My plan is to wait until rev 2.0 for a couple of reasons.

1) I might mix and match Force and SRAM eTap
2) I have disc brakes and need to wait for hydraulic eTap shifters/levers
3) Rotor and FSA have groupsets coming, so may as well wait and see.


----------



## Rashadabd (Sep 17, 2011)

I am hearing the group may not be released until March or April.


----------



## softreset (Sep 10, 2013)

Saw it available from select wholesalers in mid-to-late March it looked like.


----------



## ceugene (Jun 20, 2015)

softreset said:


> Saw it available from select wholesalers in mid-to-late March it looked like.


Yeah I talked to the LBS's and they've been informed individual parts will be as late as the end of April. As OEM equipment, maybe February. Pretty disappointing.


----------



## Rashadabd (Sep 17, 2011)

softreset said:


> Saw it available from select wholesalers in mid-to-late March it looked like.


That is consistent with what I have been hearing as well. Thank you for the confirmation. That might be too late for me this year unfortunately.


----------



## Rashadabd (Sep 17, 2011)

It's out!!!! Price is significantly better than I expected as well. The downside, I am already halfway to piecing together a Shimano Ultegra Di2 groupset. Considering selling off what I have to replace it with SRAM Red 22 stuff and then going with this. Decisions....

SRAM Red eTap Road Shift Kit | Competitive Cyclist


----------



## ceugene (Jun 20, 2015)

Man, I was right the first time.


----------



## Rashadabd (Sep 17, 2011)

Yep, I think I am going to sell the Shimano crankset, brakes, and cassette and go with eTap... Not 100%, but I am getting close, it will just require going with more affordable wheels for my build like Reynolds Assaults or Giant's new SLR1s....


----------



## TricrossRich (Mar 26, 2014)

Competitve cyclist has it... $1600 for brifters, FD, RD, batteries and charger.

SRAM Red eTap Road Shift Kit | Competitive Cyclist


----------



## Rashadabd (Sep 17, 2011)

TricrossRich said:


> Competitve cyclist has it... $1600 for brifters, FD, RD, batteries and charger.
> 
> SRAM Red eTap Road Shift Kit | Competitive Cyclist


Yeah, I saw that this morning.
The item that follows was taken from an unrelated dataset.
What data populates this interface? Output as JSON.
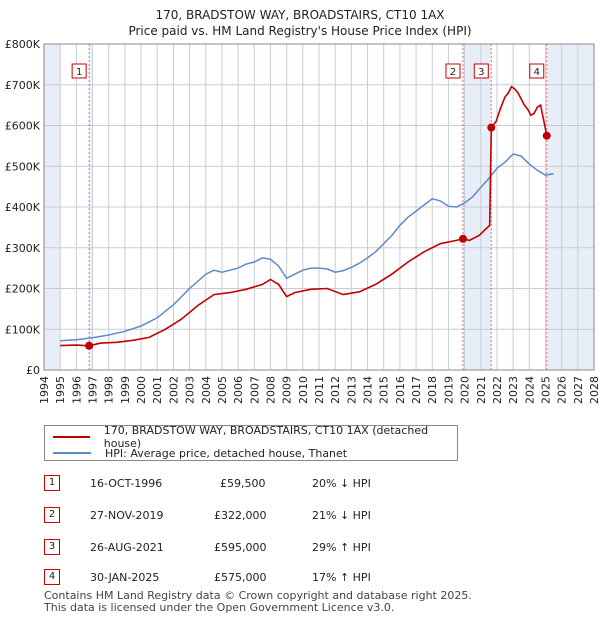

I am definitely interested in going eTap long term. After mulling it over and realizing that I really don't want to go through the process of selling stuff off and then replacing it, I have decided to just equip my Caad10 with mechanical Ultegra 6800 or Ultegra Di2 and then make eTap part of my next carbon bike build. That way I don't have to delay my current project any further and it provides time for the price on eTap to come down a little and/or for a Force version to come out. I am about 99% that's what I am going to do.


----------



## threebikes (Feb 1, 2009)

I would like to try a bike with this on it. 
Then again it might be better if I don't.


----------